I glued and bolted in a 4 inch steel plate on wall to help with sag.
I was only able to get wall to move a little bit with a jack, after that the camper just lifted. There is still sag when looking at how the the two clam shell halves line up, but the plate will help and help prevent future sag I hope.
I was hoping to lift the wall past straight to pre-load the steel plate, but it just wold not move that much.
The new wall will cover this and cabinets will cover where Im keeping wall. Will also give a solid place to bolt things, like bunk bed cable…
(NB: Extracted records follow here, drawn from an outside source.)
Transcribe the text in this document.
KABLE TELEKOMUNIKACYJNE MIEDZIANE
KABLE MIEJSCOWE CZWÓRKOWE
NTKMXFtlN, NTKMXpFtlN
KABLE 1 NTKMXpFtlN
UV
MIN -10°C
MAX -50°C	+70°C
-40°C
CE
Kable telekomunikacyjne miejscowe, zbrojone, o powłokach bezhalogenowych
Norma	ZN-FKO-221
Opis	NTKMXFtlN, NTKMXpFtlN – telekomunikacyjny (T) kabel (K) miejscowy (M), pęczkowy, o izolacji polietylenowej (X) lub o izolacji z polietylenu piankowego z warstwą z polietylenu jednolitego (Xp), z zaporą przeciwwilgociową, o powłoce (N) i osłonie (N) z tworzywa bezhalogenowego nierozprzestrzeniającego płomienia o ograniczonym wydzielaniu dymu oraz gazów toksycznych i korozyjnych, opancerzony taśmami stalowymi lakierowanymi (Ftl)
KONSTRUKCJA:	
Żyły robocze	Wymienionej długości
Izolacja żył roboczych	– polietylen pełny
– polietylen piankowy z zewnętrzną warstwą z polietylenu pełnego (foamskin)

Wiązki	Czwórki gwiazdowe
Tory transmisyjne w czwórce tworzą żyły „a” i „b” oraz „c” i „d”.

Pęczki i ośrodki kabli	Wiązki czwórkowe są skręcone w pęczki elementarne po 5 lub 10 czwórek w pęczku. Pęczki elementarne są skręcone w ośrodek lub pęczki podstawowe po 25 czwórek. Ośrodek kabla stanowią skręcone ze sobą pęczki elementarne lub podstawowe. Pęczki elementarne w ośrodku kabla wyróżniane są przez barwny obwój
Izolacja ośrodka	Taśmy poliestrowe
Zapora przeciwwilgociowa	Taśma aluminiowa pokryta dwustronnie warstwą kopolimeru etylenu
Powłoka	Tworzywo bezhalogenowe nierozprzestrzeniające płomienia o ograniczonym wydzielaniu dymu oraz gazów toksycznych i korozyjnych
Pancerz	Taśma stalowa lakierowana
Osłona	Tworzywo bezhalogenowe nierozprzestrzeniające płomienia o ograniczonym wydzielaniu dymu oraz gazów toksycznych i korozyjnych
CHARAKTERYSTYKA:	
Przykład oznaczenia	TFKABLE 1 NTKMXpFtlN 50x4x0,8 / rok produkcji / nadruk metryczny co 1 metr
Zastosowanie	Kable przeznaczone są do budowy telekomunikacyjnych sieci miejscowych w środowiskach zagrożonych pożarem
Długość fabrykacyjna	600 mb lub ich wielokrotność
The plate is pretty thick and has a 45 degree bend on top, which gives lateral stability, keeps wall from bowing. It resembles a vinyl floor molding you see in commercial buildings, but heavy steel instead.
Close up of plate.
I plan to run a crossmember, as mentioned before, similar to the bathroom wall ceiling board. I can now weld a bracket to this plate for the board on this side (on other side will have to run a vertical support down to ledge)
Not sure how much this plate will sag when I remove the jack, I will let glue dry overnight before finding out. i bolted the plate in the center, above door, first, then the right side, then pushed up, preloading the plate, as hard as I could before bolting in the left side, so maybe that will help.
Door dead bolt engages now, so will see what happens…
***Update a day later..
After glue drying a day, I let the jack down. Good news is that it only sagged less than 1/4 of an inch when the jack lowered. The dead bolt locks into the hole easily, something it did not do before without lifting strongly up on the door (maybe part due to hinge sag).
Hoping it does not settle further with the coming days.
Some odd things happening - front side of door rail is higher than rear as measured against the lower half rail, but I'm not looking for things to complain about at this point.
I think this fix is sufficient for the life of the trailer.